My stone fruit trees are going absolutely bonkers in my garden. This spring I added two “Mid-Pride” peach trees to the garden. Mid-pride peaches have yellow meat and are bred to do well in our coastal climate. I have been waiting in anticipation to enjoy their luscious yield — am I such a garden geek that I get so excited about fruit? (Don’t answer that.) Now, of course, all the fruit bears at one time! We have been plowing through them, but still we accumulated quite a stash. This morning I noticed a bunch in a basket on the counter that has seen better days. I don’t know about you, but dimpled and soggy fruit just doesn’t do it for me. So, lesson number one in planting a garden … learn to be creative!
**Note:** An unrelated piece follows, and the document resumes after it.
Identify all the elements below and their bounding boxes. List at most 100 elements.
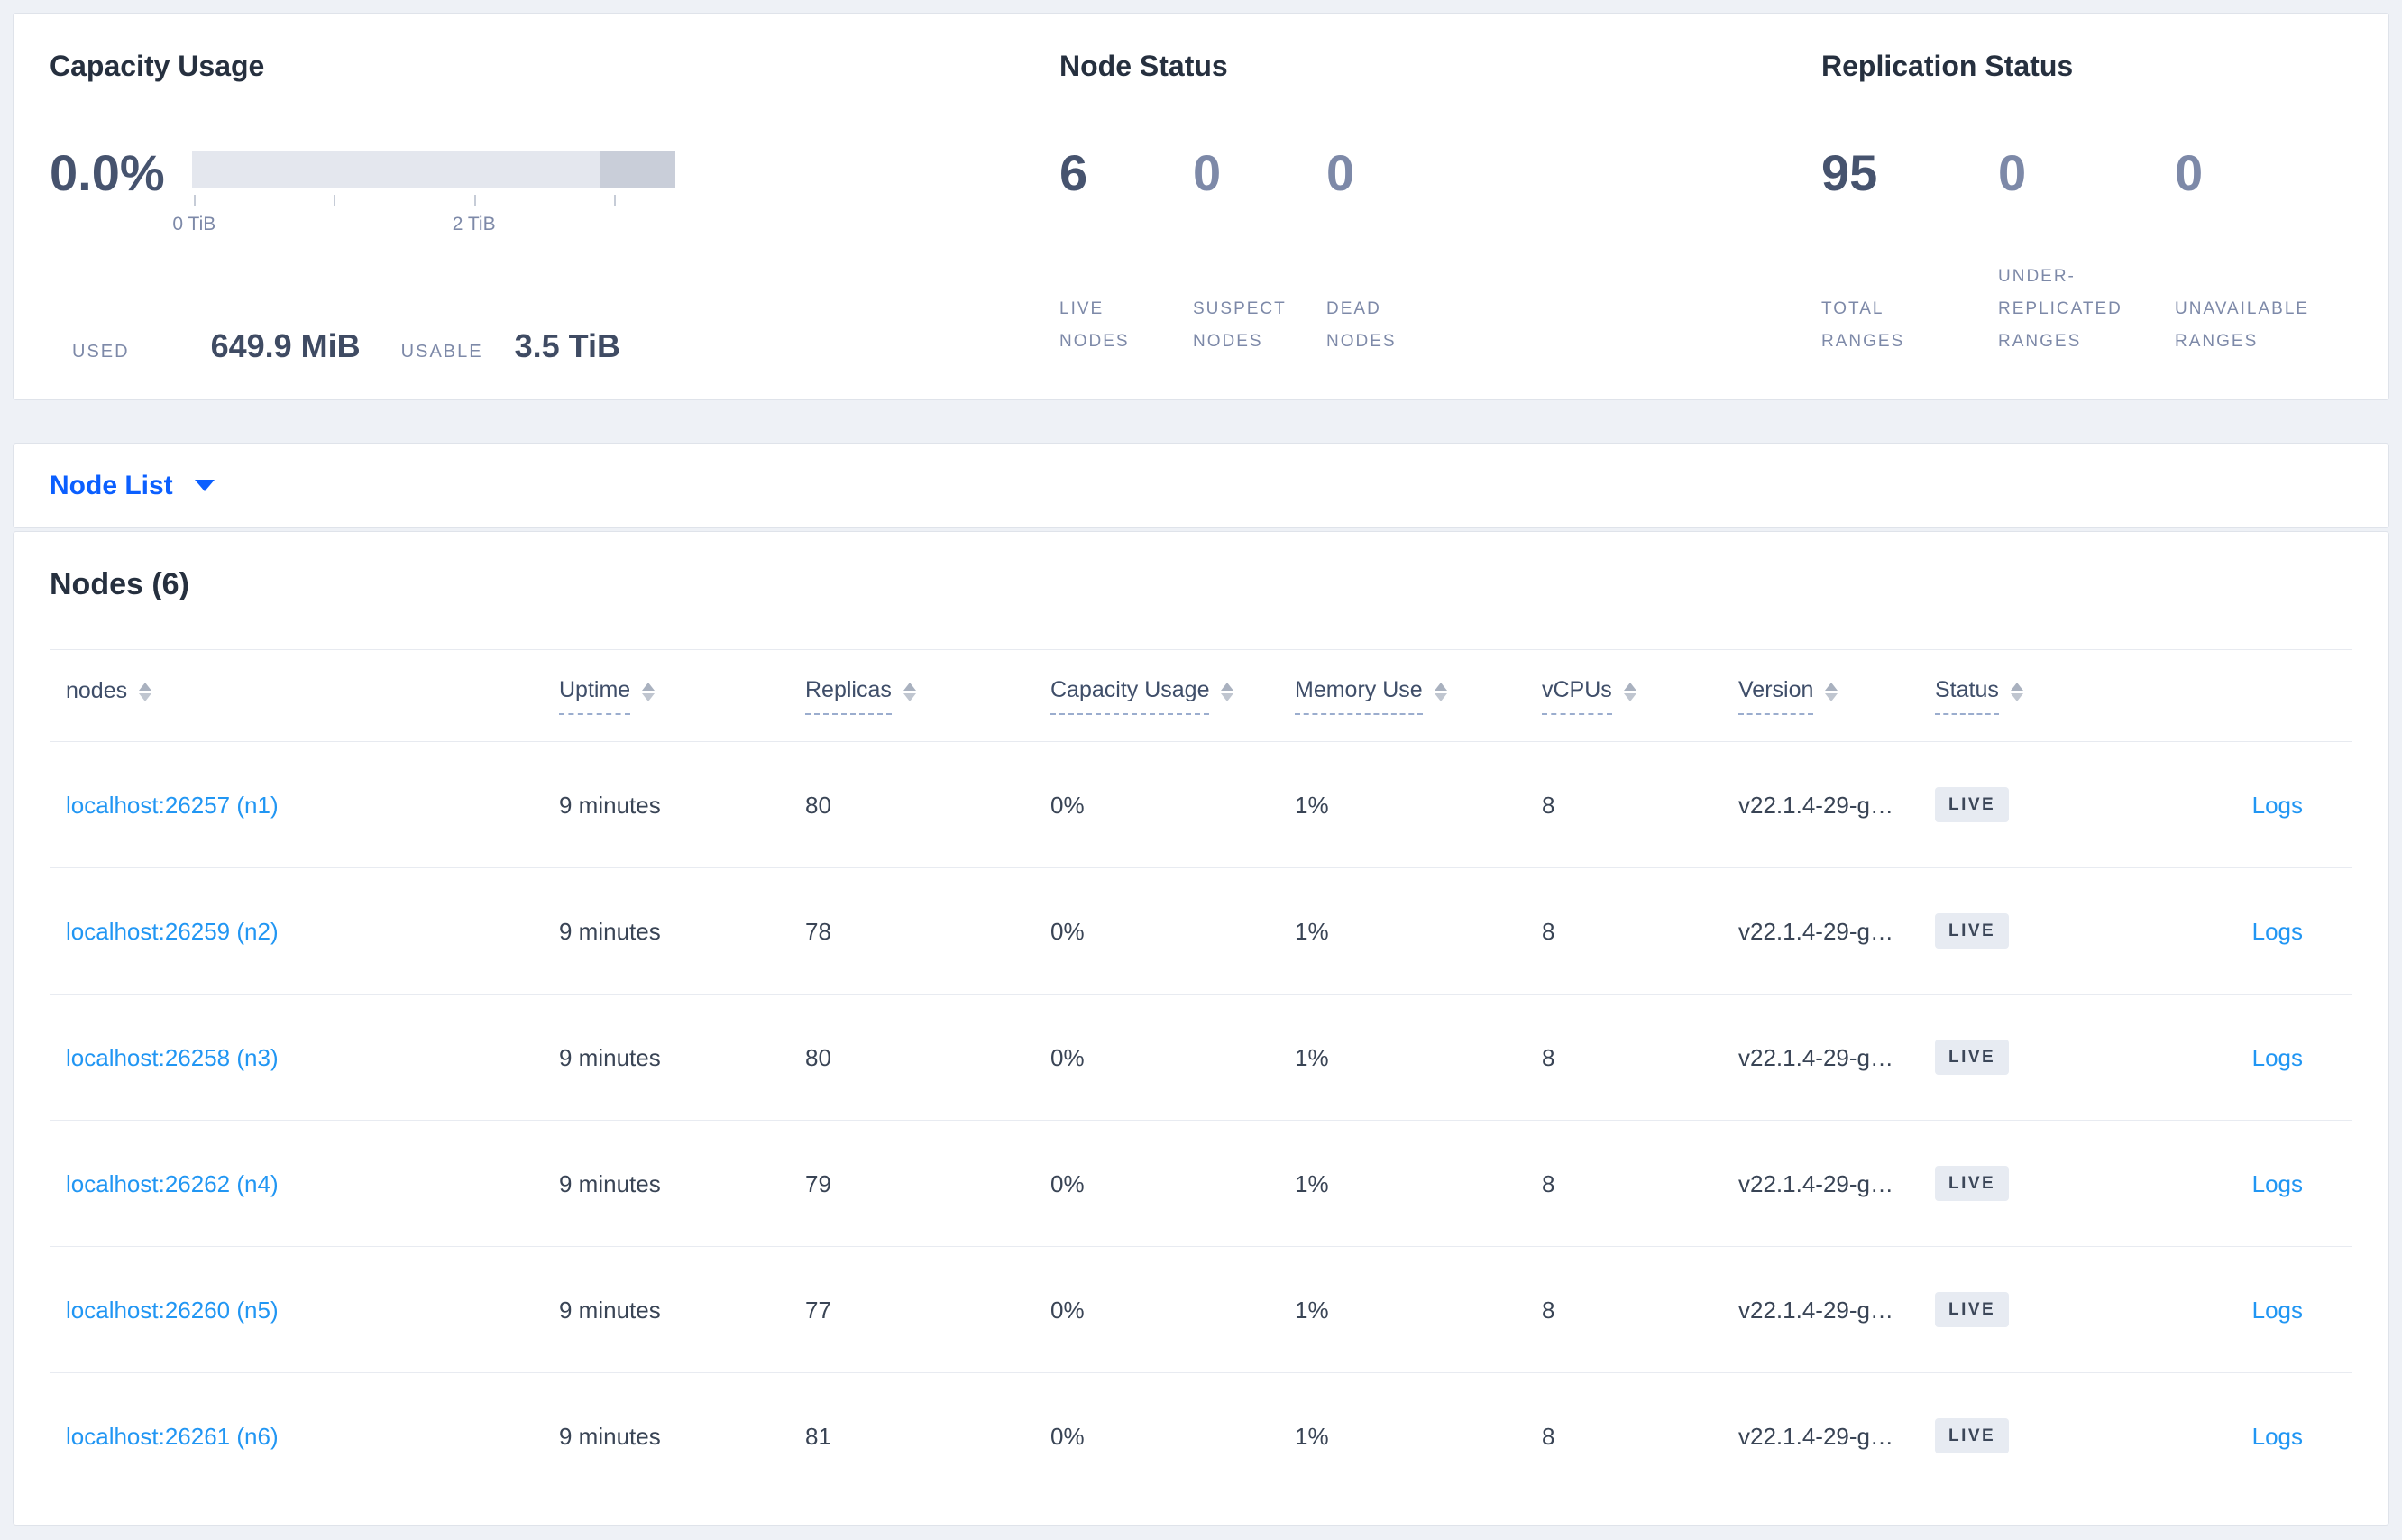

I didn’t have time to make a pie between picking up and dropping off the kids at two different camps — nor did I really want to eat one — I mean, come on, it is bathing suit season. And I know I would be the one to eat the entire thing myself. But I digress … back to the real issue at hand: old stone fruit. I decided to make jam* on a whim and it was so easy and lip smacking good. It only has a teensy-weensy bit of sugar and used up the whole basket of fruit. During my peach and apricot creation, my sister Desiree was visiting. We spooned the preserves over homemade buttermilk ice cream and topped it with mashed Maracona almonds, it was absolutely delicious — sweet, tart, crunchy and salty, yum.
*I didn’t can the jam in the technical sense but poured it into small clean glass jars to be stored in the refrigerator. Since they are small and I am known to share with friends, they will be used up pretty quickly, thus saving myself some time and, quite honestly, anxiety from the canning process.
Homemade Peach and Apricot Jam
If you have more fruit, then simply double the amounts. This recipe makes 24 ounces of preserves.
4 cups very ripe stone fruit (I used peaches and apricots), cut into quarters, skin on
¼ cup sugar
Juice of half a lemon
Combine the ingredients in a pot on the stove and cook on medium high heat and bring to a boil. Stirring occasionally, continue to let the fruit cook and release their juices for about 15 minutes. Reduce the heat to low or simmer, mash with a potato masher, and continue to cook for an additional 15 minutes.
Note: The buttermilk ice cream was left over from the 4th of July and was really delicious.